«Aujourd’hui, le gouvernement de Jbali vient de mettre en service un centre avec un système pour analyser l’Internet (DPI, pour Deep Packet Inspection) qui permettra de contrôler les messages échangés, de les filtrer et de les censurer». C’est le message que les facebookeurs tunisiens sont en train de partager en masse depuis dimanche dernier.
Un certain Fawzi Ayadi écrira même que ce centre utilise «une technologie plus poussée que celle utilisée avant par les services de l’Agence Tunisienne d’Internet (ATI) sous Zaba afin d’intercepter les communications et analyser les données».

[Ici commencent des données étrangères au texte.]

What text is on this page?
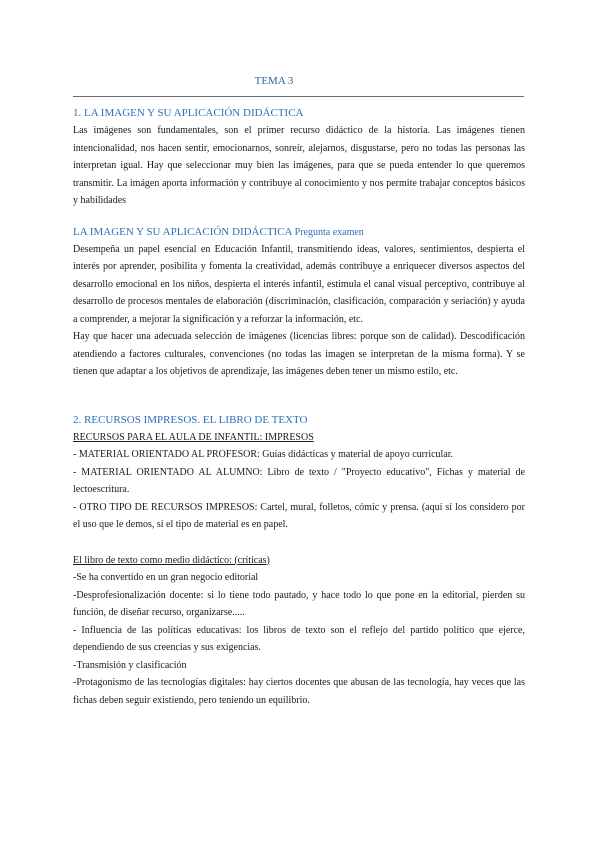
TEMA 3
1. LA IMAGEN Y SU APLICACIÓN DIDÁCTICA

Las imágenes son fundamentales, son el primer recurso didáctico de la historia. Las imágenes tienen intencionalidad, nos hacen sentir, emocionarnos, sonreír, alejarnos, disgustarse, pero no todas las personas las interpretan igual. Hay que seleccionar muy bien las imágenes, para que se pueda entender lo que queremos transmitir. La imágen aporta información y contribuye al conocimiento y nos permite trabajar conceptos básicos y habilidades

LA IMAGEN Y SU APLICACIÓN DIDÁCTICA Pregunta examen

Desempeña un papel esencial en Educación Infantil, transmitiendo ideas, valores, sentimientos, despierta el interés por aprender, posibilita y fomenta la creatividad, además contribuye a enriquecer diversos aspectos del desarrollo emocional en los niños, despierta el interés infantil, estimula el canal visual perceptivo, contribuye al desarrollo de procesos mentales de elaboración (discriminación, clasificación, comparación y seriación) y ayuda a comprender, a mejorar la significación y a reforzar la información, etc.

Hay que hacer una adecuada selección de imágenes (licencias libres: porque son de calidad). Descodificación atendiendo a factores culturales, convenciones (no todas las imagen se interpretan de la misma forma). Y se tienen que adaptar a los objetivos de aprendizaje, las imágenes deben tener un mismo estilo, etc.

2. RECURSOS IMPRESOS. EL LIBRO DE TEXTO

RECURSOS PARA EL AULA DE INFANTIL: IMPRESOS

- MATERIAL ORIENTADO AL PROFESOR: Guías didácticas y material de apoyo curricular.

- MATERIAL ORIENTADO AL ALUMNO: Libro de texto / "Proyecto educativo", Fichas y material de lectoescritura.

- OTRO TIPO DE RECURSOS IMPRESOS: Cartel, mural, folletos, cómic y prensa. (aquí sí los considero por el uso que le demos, si el tipo de material es en papel.

El libro de texto como medio didáctico: (críticas)

-Se ha convertido en un gran negocio editorial

-Desprofesionalización docente: si lo tiene todo pautado, y hace todo lo que pone en la editorial, pierden su función, de diseñar recurso, organizarse.....

- Influencia de las políticas educativas: los libros de texto son el reflejo del partido político que ejerce, dependiendo de sus creencias y sus exigencias.

-Transmisión y clasificación

-Protagonismo de las tecnologías digitales: hay ciertos docentes que abusan de las tecnología, hay veces que las fichas deben seguir existiendo, pero teniendo un equilibrio.
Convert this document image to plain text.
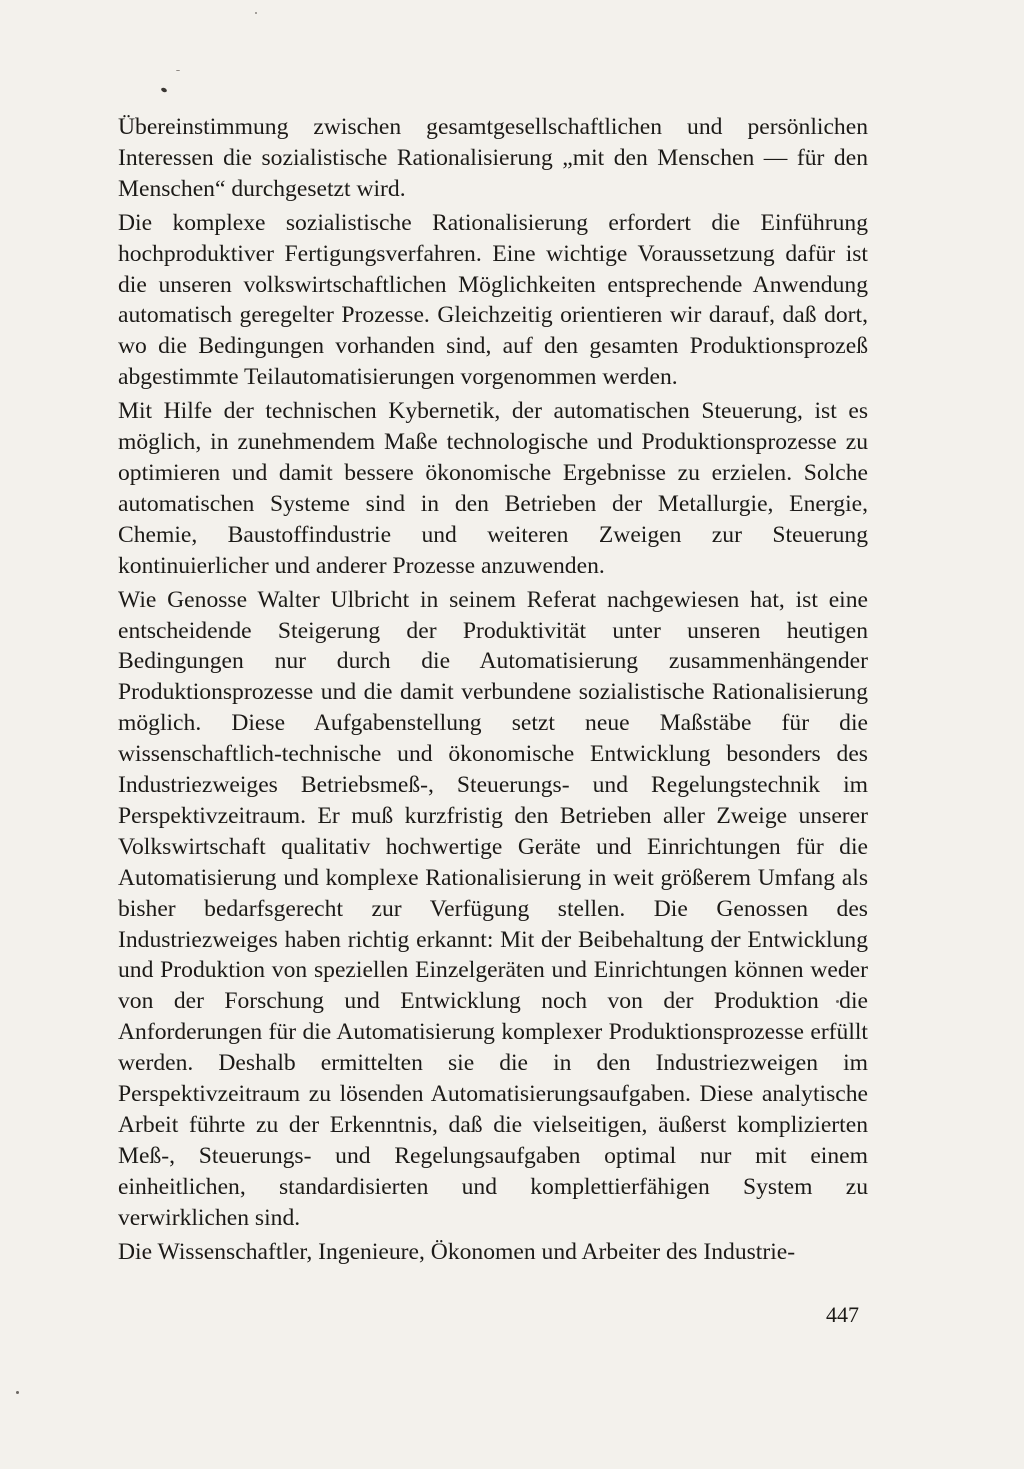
Übereinstimmung zwischen gesamtgesellschaftlichen und persönlichen Interessen die sozialistische Rationalisierung „mit den Menschen — für den Menschen“ durchgesetzt wird.

Die komplexe sozialistische Rationalisierung erfordert die Einführung hochproduktiver Fertigungsverfahren. Eine wichtige Voraussetzung dafür ist die unseren volkswirtschaftlichen Möglichkeiten entsprechende Anwendung automatisch geregelter Prozesse. Gleichzeitig orientieren wir darauf, daß dort, wo die Bedingungen vorhanden sind, auf den gesamten Produktionsprozeß abgestimmte Teilautomatisierungen vorgenommen werden.

Mit Hilfe der technischen Kybernetik, der automatischen Steuerung, ist es möglich, in zunehmendem Maße technologische und Produktionsprozesse zu optimieren und damit bessere ökonomische Ergebnisse zu erzielen. Solche automatischen Systeme sind in den Betrieben der Metallurgie, Energie, Chemie, Baustoffindustrie und weiteren Zweigen zur Steuerung kontinuierlicher und anderer Prozesse anzuwenden.

Wie Genosse Walter Ulbricht in seinem Referat nachgewiesen hat, ist eine entscheidende Steigerung der Produktivität unter unseren heutigen Bedingungen nur durch die Automatisierung zusammenhängender Produktionsprozesse und die damit verbundene sozialistische Rationalisierung möglich. Diese Aufgabenstellung setzt neue Maßstäbe für die wissenschaftlich-technische und ökonomische Entwicklung besonders des Industriezweiges Betriebsmeß-, Steuerungs- und Regelungstechnik im Perspektivzeitraum. Er muß kurzfristig den Betrieben aller Zweige unserer Volkswirtschaft qualitativ hochwertige Geräte und Einrichtungen für die Automatisierung und komplexe Rationalisierung in weit größerem Umfang als bisher bedarfsgerecht zur Verfügung stellen. Die Genossen des Industriezweiges haben richtig erkannt: Mit der Beibehaltung der Entwicklung und Produktion von speziellen Einzelgeräten und Einrichtungen können weder von der Forschung und Entwicklung noch von der Produktion die Anforderungen für die Automatisierung komplexer Produktionsprozesse erfüllt werden. Deshalb ermittelten sie die in den Industriezweigen im Perspektivzeitraum zu lösenden Automatisierungsaufgaben. Diese analytische Arbeit führte zu der Erkenntnis, daß die vielseitigen, äußerst komplizierten Meß-, Steuerungs- und Regelungsaufgaben optimal nur mit einem einheitlichen, standardisierten und komplettierfähigen System zu verwirklichen sind.

Die Wissenschaftler, Ingenieure, Ökonomen und Arbeiter des Industrie-

447
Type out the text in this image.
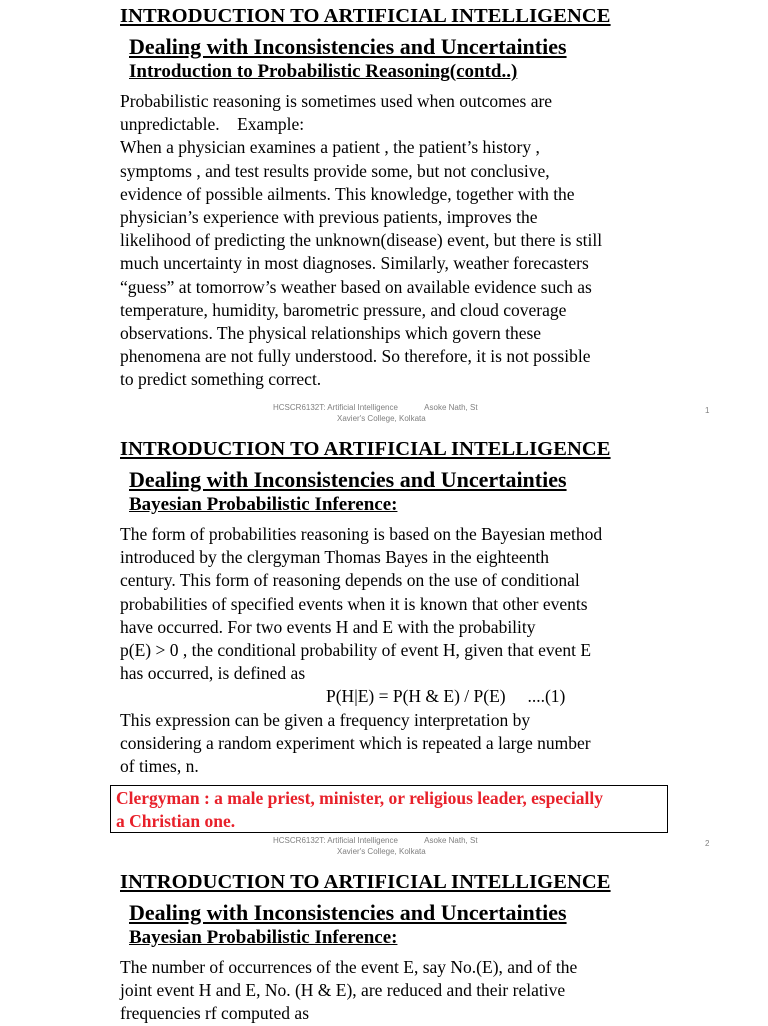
INTRODUCTION TO ARTIFICIAL INTELLIGENCE
Dealing with Inconsistencies and Uncertainties
Introduction to Probabilistic Reasoning(contd..)
Probabilistic reasoning is sometimes used when outcomes are
unpredictable.    Example:
When a physician examines a patient , the patient’s history ,
symptoms , and test results provide some, but not conclusive,
evidence of possible ailments. This knowledge, together with the
physician’s experience with previous patients, improves the
likelihood of predicting the unknown(disease) event, but there is still
much uncertainty in most diagnoses. Similarly, weather forecasters
“guess” at tomorrow’s weather based on available evidence such as
temperature, humidity, barometric pressure, and cloud coverage
observations. The physical relationships which govern these
phenomena are not fully understood. So therefore, it is not possible
to predict something correct.
HCSCR6132T: Artificial Intelligence            Asoke Nath, St
Xavier's College, Kolkata
1
INTRODUCTION TO ARTIFICIAL INTELLIGENCE
Dealing with Inconsistencies and Uncertainties
Bayesian Probabilistic Inference:
The form of probabilities reasoning is based on the Bayesian method
introduced by the clergyman Thomas Bayes in the eighteenth
century. This form of reasoning depends on the use of conditional
probabilities of specified events when it is known that other events
have occurred. For two events H and E with the probability
p(E) > 0 , the conditional probability of event H, given that event E
has occurred, is defined as
P(H|E) = P(H & E) / P(E)     ....(1)
This expression can be given a frequency interpretation by
considering a random experiment which is repeated a large number
of times, n.
Clergyman : a male priest, minister, or religious leader, especially
a Christian one.
HCSCR6132T: Artificial Intelligence            Asoke Nath, St
Xavier's College, Kolkata
2
INTRODUCTION TO ARTIFICIAL INTELLIGENCE
Dealing with Inconsistencies and Uncertainties
Bayesian Probabilistic Inference:
The number of occurrences of the event E, say No.(E), and of the
joint event H and E, No. (H & E), are reduced and their relative
frequencies rf computed as
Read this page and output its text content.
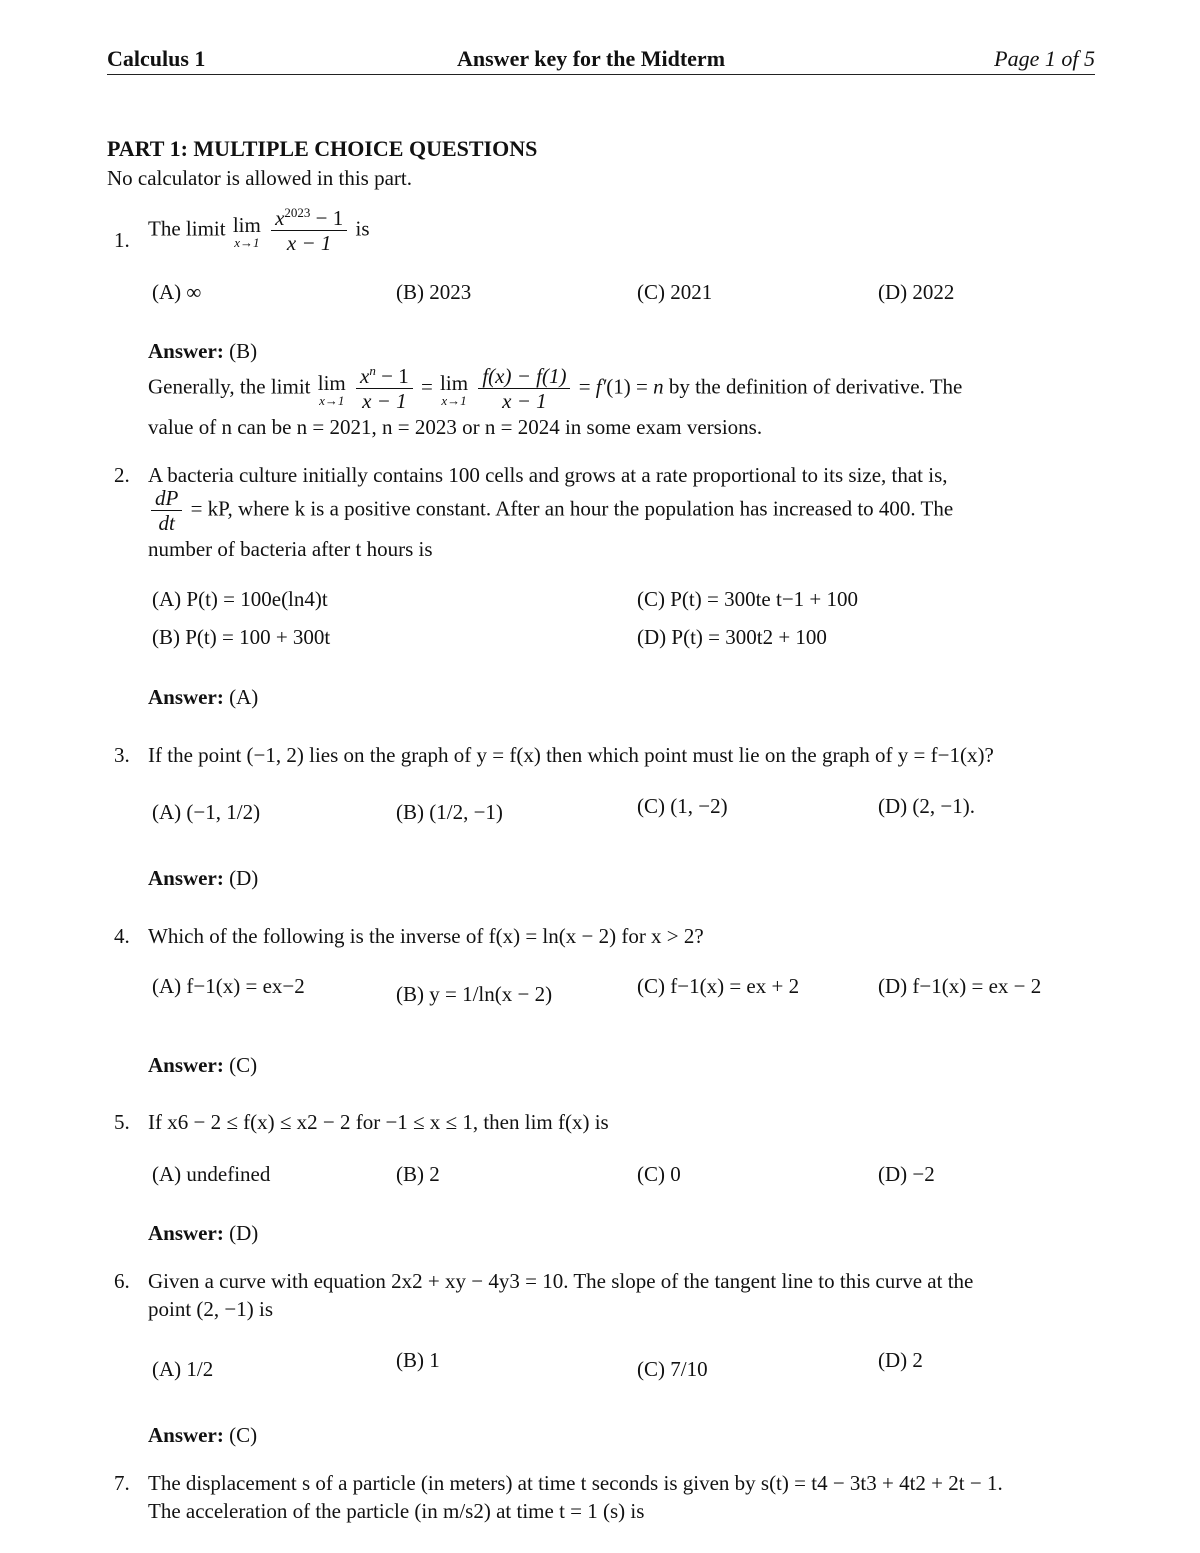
Calculus 1	Answer key for the Midterm	Page 1 of 5
PART 1: MULTIPLE CHOICE QUESTIONS
No calculator is allowed in this part.
1. The limit lim
x→1
$\frac{x^{2023} - 1}{x - 1}$ is
(A) ∞	(B) 2023	(C) 2021	(D) 2022
Answer: (B)
Generally, the limit lim
x→1
$\frac{x^n - 1}{x - 1} = \lim$
x→1
$\frac{f(x) - f(1)}{x - 1} = f'(1) = n$ by the definition of derivative. The
value of n can be n = 2021, n = 2023 or n = 2024 in some exam versions.
2. A bacteria culture initially contains 100 cells and grows at a rate proportional to its size, that is,
$\frac{dP}{dt}$ = kP, where k is a positive constant. After an hour the population has increased to 400. The
number of bacteria after t hours is
(A) P(t) = 100e(ln4)t	(C) P(t) = 300te t−1 + 100
(B) P(t) = 100 + 300t	(D) P(t) = 300t2 + 100
Answer: (A)
3. If the point (−1, 2) lies on the graph of y = f(x) then which point must lie on the graph of y = f−1(x)?
(A) (−1, 1/2)	(B) (1/2, −1)	(C) (1, −2)	(D) (2, −1).
Answer: (D)
4. Which of the following is the inverse of f(x) = ln(x − 2) for x > 2?
(A) f−1(x) = ex−2	(B) y = 1/ln(x − 2)	(C) f−1(x) = ex + 2	(D) f−1(x) = ex − 2
Answer: (C)
5. If x6 − 2 ≤ f(x) ≤ x2 − 2 for −1 ≤ x ≤ 1, then lim f(x) is
(A) undefined	(B) 2	(C) 0	(D) −2
Answer: (D)
6. Given a curve with equation 2x2 + xy − 4y3 = 10. The slope of the tangent line to this curve at the
point (2, −1) is
(A) 1/2	(B) 1	(C) 7/10	(D) 2
Answer: (C)
7. The displacement s of a particle (in meters) at time t seconds is given by s(t) = t4 − 3t3 + 4t2 + 2t − 1.
The acceleration of the particle (in m/s2) at time t = 1 (s) is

Selon ce «spécialiste», le gouvernement aurait «profité du repos dominical» pour mettre en place ce système grâce aux efforts des «techniciens américains et de ceux de l’ATI». Cette opération rentre dans le programme du gouvernement dans «la lutte contre le terrorisme d’El Qaida, et celle de l’AQMI (Al-Qaida au Maghreb Islamique) en particulier. Si votre connexion s’est interrompue ce matin (le dimanche 23 septembre, ndlr) pour plus d’une heure et/ou a subi beaucoup de ralentissement toute la matinée, c’est que le réseau d’où vous dépendez vient d’être raccordé au “CSDPI”», affirme-t-il avant de conclure que «le gouvernement vient, ainsi, de placer ses internautes, et notamment les opposants à sa politique, sous surveillance grâce à ces équipements».
Le matin du dimanche 23 septembre dernier, un incident s’est déclaré sur la dorsale Internet nationale de Tunisie Telecom causant de graves problèmes de connexion à plusieurs abonnés ADSL. Chez d’autres, d’énormes ralentissements dans la navigation ont été ressentis.
«C’est vers le coup de midi que la majorité des clients ADSL ont pu reprendre une connexion normale. D’après l’Agence Tunisienne d’Internet (ATI), cette perturbation est due à un incident déclaré sur le Backbone national de Tunisie Telecom. D’après l’ATI, ce problème n’était pas général et a été définitivement résolu vers 12h30», avons-nous écrit hier à propos de cette panne.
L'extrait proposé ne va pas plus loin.